Nevertheless, as a primaquine analog, it has inherited one of the main drawbacks of its predecessor: the potential to cause severe hemolytic anemia (breakdown of the red blood cells) in people with glucose-6-phosphate dehydrogenase (G6PD) deficiency[11], [12], [13] which may result in arrhythmias, cardiopathies or even heart failure. Consequently, as no robust test has been developed to quantitatively measure the G6PD levels in endemic areas, tafenoquine administration has not been widely adopted yet. Suitably, a safer alternative to this original hit would be necessary to lower this adverse effect and optimally find a more active drug candidate.

Since the 8AQ family has been the subject of extensive research efforts worldwide over the years, it is reasonable to assume that Tafenoquine has a undergone thorough investigation. Its discovery was presumably the result of meticulous and exhaustive exploration of the 8AQ structural framework. However, this study aims to critically assess the chemical space really studied and dive into the unexplored region. In pursuit of this objective, we examined the disparity in coverage between the compounds chosen for analysis based on a rational selection process and the comprehensive set of tafenoquine derivatives that have publicly been reported to date.

When looking into the patents containing Tafenoquine’s structure, such as the already expired original patent from 1986 (US4617394[14]) or a latter one from 2002 (US6376511[15]), the common Markush formula can easily be found in their concluding claims section. The combination of both patents would lead to a combinatorial library described by the general Markush structure stated in Fig. 1.

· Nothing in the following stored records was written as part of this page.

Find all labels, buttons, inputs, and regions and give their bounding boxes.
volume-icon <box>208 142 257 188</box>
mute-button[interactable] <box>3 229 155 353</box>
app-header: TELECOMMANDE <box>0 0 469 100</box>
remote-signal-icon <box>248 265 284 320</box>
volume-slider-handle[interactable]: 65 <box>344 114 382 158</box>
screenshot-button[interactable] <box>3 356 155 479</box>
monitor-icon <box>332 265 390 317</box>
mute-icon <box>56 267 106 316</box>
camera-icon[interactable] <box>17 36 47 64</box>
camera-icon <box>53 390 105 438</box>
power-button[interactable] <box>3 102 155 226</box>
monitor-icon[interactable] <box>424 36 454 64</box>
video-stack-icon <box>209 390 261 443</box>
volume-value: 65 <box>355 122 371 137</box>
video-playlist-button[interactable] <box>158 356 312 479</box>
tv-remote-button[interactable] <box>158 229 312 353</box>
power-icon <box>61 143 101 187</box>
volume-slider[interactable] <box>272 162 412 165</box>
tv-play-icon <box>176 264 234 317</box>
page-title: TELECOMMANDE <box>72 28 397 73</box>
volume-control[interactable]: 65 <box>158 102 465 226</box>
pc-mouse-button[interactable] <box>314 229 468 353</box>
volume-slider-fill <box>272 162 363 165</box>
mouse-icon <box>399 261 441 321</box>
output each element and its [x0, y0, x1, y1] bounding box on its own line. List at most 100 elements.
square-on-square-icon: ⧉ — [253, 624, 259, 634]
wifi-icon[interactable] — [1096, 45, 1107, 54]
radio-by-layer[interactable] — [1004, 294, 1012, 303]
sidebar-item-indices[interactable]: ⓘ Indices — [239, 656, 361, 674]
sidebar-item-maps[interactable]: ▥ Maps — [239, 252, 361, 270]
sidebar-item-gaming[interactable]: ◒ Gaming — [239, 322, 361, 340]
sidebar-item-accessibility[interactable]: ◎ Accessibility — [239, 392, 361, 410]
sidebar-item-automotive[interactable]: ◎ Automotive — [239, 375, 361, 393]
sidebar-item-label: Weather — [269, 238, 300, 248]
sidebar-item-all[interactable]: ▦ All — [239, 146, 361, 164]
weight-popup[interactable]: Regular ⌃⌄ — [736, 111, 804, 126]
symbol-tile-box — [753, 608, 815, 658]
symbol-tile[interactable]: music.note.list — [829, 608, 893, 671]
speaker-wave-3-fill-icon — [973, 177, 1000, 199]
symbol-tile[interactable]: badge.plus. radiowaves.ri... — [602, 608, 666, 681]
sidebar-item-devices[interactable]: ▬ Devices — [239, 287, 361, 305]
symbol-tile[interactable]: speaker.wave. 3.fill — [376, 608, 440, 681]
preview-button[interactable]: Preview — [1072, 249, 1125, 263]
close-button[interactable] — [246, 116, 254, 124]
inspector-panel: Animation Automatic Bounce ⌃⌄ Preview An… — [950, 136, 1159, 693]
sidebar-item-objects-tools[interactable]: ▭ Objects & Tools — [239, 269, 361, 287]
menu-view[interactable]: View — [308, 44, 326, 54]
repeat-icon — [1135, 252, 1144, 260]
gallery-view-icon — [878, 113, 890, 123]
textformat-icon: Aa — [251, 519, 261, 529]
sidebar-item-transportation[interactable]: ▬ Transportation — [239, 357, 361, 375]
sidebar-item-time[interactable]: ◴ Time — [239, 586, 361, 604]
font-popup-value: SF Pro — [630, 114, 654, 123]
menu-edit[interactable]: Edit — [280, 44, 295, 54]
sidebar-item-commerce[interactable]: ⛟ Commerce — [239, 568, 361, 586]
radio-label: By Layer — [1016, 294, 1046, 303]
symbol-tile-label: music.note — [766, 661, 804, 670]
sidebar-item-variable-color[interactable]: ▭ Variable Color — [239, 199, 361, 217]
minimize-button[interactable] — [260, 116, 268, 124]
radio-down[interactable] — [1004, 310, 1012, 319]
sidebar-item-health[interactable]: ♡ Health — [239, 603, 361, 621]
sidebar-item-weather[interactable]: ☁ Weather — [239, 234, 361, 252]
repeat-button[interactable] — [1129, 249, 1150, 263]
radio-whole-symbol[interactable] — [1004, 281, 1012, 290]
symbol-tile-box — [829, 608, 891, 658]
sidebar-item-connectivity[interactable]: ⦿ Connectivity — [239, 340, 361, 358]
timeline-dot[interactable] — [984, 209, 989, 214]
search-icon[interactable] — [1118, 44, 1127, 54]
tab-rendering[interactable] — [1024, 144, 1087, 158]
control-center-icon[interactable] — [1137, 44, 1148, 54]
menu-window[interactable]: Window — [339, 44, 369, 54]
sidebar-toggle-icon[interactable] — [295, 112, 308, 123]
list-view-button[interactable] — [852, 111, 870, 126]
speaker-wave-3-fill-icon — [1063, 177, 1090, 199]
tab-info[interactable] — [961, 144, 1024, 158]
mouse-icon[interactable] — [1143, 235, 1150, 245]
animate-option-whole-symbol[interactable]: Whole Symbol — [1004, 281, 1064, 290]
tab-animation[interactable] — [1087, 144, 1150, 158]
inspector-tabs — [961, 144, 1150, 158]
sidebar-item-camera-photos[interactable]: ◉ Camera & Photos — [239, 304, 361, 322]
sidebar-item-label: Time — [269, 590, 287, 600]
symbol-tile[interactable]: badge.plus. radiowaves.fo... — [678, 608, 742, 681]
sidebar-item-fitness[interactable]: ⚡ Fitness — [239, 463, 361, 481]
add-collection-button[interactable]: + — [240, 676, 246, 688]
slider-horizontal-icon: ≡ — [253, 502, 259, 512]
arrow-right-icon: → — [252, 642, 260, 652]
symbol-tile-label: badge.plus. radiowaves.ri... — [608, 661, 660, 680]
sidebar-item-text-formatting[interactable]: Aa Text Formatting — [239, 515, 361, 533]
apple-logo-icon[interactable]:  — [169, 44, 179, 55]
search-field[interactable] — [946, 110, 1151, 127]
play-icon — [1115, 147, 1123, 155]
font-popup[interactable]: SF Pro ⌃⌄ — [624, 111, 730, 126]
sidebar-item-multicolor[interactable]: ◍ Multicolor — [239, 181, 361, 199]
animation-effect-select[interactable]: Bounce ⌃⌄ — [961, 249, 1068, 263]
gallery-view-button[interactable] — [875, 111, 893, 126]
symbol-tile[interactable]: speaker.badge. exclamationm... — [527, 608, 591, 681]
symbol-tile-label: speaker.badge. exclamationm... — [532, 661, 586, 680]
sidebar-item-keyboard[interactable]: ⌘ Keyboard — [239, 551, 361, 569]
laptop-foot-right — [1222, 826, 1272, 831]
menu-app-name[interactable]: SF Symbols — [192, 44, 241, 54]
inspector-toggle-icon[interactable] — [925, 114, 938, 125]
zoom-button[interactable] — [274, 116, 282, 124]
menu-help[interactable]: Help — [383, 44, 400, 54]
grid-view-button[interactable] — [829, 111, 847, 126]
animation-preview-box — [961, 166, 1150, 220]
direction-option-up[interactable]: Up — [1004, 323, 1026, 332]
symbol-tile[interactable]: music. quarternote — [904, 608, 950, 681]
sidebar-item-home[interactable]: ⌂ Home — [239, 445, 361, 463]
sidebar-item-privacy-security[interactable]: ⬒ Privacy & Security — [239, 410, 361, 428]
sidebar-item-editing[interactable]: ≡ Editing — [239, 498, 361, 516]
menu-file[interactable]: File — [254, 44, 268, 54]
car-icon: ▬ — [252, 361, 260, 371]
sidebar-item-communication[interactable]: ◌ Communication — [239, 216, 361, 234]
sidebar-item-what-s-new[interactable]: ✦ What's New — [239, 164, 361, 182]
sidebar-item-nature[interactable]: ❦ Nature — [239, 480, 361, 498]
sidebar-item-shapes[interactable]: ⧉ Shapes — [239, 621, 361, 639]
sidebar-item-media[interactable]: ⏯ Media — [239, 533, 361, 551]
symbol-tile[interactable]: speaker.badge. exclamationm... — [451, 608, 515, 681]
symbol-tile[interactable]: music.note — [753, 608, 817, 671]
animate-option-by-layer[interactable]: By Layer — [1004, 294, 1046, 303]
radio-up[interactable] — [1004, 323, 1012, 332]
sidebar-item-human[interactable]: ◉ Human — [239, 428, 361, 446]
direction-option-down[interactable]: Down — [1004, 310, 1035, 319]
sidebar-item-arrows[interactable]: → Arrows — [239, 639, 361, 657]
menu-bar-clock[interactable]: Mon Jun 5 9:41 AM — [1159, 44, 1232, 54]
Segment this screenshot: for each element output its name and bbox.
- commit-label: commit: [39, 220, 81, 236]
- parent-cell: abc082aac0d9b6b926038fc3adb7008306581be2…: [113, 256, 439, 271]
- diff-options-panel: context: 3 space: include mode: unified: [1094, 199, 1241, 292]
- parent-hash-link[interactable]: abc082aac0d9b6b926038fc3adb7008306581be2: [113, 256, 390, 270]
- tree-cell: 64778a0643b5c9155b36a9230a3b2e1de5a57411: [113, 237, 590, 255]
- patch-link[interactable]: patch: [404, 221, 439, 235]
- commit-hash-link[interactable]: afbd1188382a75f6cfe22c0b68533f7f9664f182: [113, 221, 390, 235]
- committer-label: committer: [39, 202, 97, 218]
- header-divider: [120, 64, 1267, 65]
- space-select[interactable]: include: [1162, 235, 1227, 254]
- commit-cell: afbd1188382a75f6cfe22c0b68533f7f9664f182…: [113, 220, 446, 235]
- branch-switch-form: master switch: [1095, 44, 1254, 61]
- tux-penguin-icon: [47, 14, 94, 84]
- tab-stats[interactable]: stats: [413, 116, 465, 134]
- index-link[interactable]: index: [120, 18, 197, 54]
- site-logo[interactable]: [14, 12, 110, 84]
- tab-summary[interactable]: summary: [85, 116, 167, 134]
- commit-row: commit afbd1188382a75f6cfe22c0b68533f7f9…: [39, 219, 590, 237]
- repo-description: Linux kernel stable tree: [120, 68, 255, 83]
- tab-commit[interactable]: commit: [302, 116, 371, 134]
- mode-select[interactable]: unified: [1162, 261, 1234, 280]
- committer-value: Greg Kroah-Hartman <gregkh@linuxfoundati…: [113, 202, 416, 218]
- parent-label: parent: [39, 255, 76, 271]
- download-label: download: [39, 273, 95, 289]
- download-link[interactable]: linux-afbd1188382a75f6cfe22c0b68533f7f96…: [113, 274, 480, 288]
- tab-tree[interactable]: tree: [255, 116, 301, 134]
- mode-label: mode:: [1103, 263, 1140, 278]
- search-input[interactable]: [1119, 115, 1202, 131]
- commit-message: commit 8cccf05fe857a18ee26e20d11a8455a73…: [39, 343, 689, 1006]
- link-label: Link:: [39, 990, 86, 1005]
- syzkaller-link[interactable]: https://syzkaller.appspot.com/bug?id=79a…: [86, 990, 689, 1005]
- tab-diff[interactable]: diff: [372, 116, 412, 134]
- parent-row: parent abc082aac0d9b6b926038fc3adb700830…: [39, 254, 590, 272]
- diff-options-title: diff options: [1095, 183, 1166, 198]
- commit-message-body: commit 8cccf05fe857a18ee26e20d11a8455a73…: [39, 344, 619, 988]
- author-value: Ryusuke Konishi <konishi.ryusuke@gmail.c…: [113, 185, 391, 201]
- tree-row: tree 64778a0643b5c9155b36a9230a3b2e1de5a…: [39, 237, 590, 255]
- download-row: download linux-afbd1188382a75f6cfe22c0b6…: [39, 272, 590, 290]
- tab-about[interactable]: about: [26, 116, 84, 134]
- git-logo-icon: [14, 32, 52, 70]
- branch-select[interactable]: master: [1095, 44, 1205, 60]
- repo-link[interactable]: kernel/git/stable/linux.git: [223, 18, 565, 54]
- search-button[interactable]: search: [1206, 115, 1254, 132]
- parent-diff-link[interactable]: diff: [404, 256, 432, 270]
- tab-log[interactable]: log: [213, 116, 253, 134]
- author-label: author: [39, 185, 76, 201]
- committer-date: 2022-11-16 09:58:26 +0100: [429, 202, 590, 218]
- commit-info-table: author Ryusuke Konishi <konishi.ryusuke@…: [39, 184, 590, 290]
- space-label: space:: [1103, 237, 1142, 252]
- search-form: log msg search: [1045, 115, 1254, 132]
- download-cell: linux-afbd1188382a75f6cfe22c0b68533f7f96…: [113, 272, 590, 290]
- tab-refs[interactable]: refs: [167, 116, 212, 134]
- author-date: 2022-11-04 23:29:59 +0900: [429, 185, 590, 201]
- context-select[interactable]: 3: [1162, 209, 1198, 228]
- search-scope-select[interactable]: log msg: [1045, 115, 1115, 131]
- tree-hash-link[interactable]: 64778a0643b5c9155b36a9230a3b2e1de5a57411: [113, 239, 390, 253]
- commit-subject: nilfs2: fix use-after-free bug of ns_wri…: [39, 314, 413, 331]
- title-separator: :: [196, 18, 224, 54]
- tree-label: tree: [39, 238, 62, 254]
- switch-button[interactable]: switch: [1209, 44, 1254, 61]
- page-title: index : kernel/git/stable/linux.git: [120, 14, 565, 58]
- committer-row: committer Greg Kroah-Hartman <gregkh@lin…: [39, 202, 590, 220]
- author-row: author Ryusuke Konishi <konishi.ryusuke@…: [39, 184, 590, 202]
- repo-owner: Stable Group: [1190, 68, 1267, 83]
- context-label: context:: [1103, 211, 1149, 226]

It is worth noting that while patents typically employ Markush structures in their claims to describe broad chemical spaces, the process of optimizing a novel main active ingredient often relies on a relatively simplistic Free-Wilson approach. Our research group conducted an in-depth examination of seven patents, including the one related to Tafenoquine[16]. Through this investigation, we have realized that this extended procedure tends to concentrate primarily on the chemical space proximate to a specific hit compound. Consequently, numerous molecular modifications are frequently disregarded and potential reservoirs of highly biologically active compounds typically remain unexplored. This limited exploration may inadvertently restrict the identification of novel and potent derivatives within the 8AQ class, highlighting the need for a more comprehensive and systematic approach to compound discovery and development.

The selection of this case study regarding Tafenoquine has been deliberate, primarily due to its focus on a rare disease (malaria). Such diseases have typically yielded a wealth of publicly available information, thus providing researchers with ample data to conduct thorough investigations. This accessibility to information has ensured transparency and fostered collaboration within the scientific community (unifying forces with not-for-profit drug research partnerships such as Medicines for Malaria Venture[17]), allowing for a comprehensive exploration of the subject matter without the constraints typically associated with more common diseases or commercially-driven research endeavors. As a result, this case study has offered a unique opportunity to delve into the intricacies of drug discovery and development in a manner that has been both informative and conducive to advancing scientific knowledge.

In this study, we contrast the application of rational analysis to conventional drug discovery processes, to improve the representativeness of the selected compounds. This approach has been applied to Tafenoquine’s chemical space to assess what would have happened if it had been implemented from the beginning. The most representative seven compounds were selected, synthesized and biologically tested. Results evince that the approach based on the clustering analysis and rational selection of candidates from large combinatorial databases effectively allows for a significant improvement in the early stages of drug discovery.